Tuesday, February 17, 2004

Day 42

eating cheesecake in the afternoon i think of justin and the raspberry new york cheesecake in our favorite dessert place which is his favorite cheesecake because it's not heavy but is also real and not that frozen rubbishy stuff, not to mention that it's flavorful as opposed to cloyingly sweet and has genuine rapsberries on top not the ones that come out of packets - anyway, i think that it would be nice to be eating cheesecake - real cheesecake - with him, or maybe the grand marnier souffle with vanilla bean sauce which is top notch as well and a pot of darjeeling tea and talking about life and bridge and whatever. i don't know why i have this sudden crushing need for familiarity but it is now manifesting itself frequently during the day and apropos of the oddest things - snatches of music, snippets of conversation. i went online today in the afternoon, bored, and sussed out a bunch of random singaporean's blogs and read them from start to finish just for the sheer hell of immersing myself in the familiar. one of them belonged to an rjc kid who had just finished bmt and had been posted to smm - recapitulating my own steps through ns - and i felt oddly connected to this stranger even through the gulf of cyberspace and five years. memories are odd: they cheat and lie, they entice you to walk into the tripwires of sentimentality, they are temptresses away from the here and now. but i couldn't help myself, and i went back to my room and listened to blur and jewel and looked at photographs and got weepy at stupid things and then felt vindicated and dumb at the same time.

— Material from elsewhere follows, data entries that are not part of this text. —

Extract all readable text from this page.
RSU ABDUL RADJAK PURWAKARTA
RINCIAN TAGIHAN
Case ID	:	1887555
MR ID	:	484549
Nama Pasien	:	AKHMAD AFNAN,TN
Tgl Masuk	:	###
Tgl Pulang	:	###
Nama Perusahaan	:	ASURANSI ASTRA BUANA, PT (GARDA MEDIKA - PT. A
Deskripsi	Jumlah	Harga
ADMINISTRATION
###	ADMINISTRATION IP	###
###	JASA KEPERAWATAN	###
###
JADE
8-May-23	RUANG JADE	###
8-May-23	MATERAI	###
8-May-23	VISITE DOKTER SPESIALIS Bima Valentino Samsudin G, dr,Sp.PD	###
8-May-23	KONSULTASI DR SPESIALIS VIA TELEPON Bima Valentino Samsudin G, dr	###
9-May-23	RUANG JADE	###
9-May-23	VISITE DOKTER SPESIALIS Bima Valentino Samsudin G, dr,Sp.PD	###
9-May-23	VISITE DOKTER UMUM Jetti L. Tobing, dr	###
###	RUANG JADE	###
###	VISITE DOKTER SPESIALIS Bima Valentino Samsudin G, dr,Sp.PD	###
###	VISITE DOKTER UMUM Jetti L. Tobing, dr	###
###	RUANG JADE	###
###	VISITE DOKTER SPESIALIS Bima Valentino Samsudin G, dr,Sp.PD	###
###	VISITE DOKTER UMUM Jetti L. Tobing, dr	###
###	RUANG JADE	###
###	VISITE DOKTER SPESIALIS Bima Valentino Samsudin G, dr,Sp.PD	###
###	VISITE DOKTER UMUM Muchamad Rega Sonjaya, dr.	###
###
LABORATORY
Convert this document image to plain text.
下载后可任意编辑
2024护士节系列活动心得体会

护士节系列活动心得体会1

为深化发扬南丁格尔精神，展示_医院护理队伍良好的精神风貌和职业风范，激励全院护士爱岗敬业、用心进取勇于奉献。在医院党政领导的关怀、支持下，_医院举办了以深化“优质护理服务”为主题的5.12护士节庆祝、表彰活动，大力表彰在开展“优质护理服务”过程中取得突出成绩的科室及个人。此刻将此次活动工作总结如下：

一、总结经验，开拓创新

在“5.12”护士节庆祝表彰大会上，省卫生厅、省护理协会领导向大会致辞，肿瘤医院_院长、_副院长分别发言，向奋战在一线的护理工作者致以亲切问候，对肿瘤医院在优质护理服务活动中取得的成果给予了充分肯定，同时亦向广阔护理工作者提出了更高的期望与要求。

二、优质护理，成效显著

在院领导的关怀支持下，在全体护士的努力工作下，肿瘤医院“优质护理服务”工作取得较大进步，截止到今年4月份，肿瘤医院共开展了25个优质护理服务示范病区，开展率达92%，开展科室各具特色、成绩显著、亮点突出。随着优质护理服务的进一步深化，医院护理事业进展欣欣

over dinner (manicotti), the girls staged a coup d'etat and took over the remote control so that they could watch trading spaces on tlc which just made everything so much worse. i hate trading spaces, and even the combined veto power of james wood and tom and nathan was useless against the tyranny of females. and so i'm here, being stupid and spilling my guts online and i bet you someone in singapore is reading this and saying what a stupid shit he is to be overseas in bermuda and complaining like that. except that i'm not complaining really, just venting, and this is just a phase that will pass, i know, it's just weird because as i said yesterday i never feel this way in duke only here.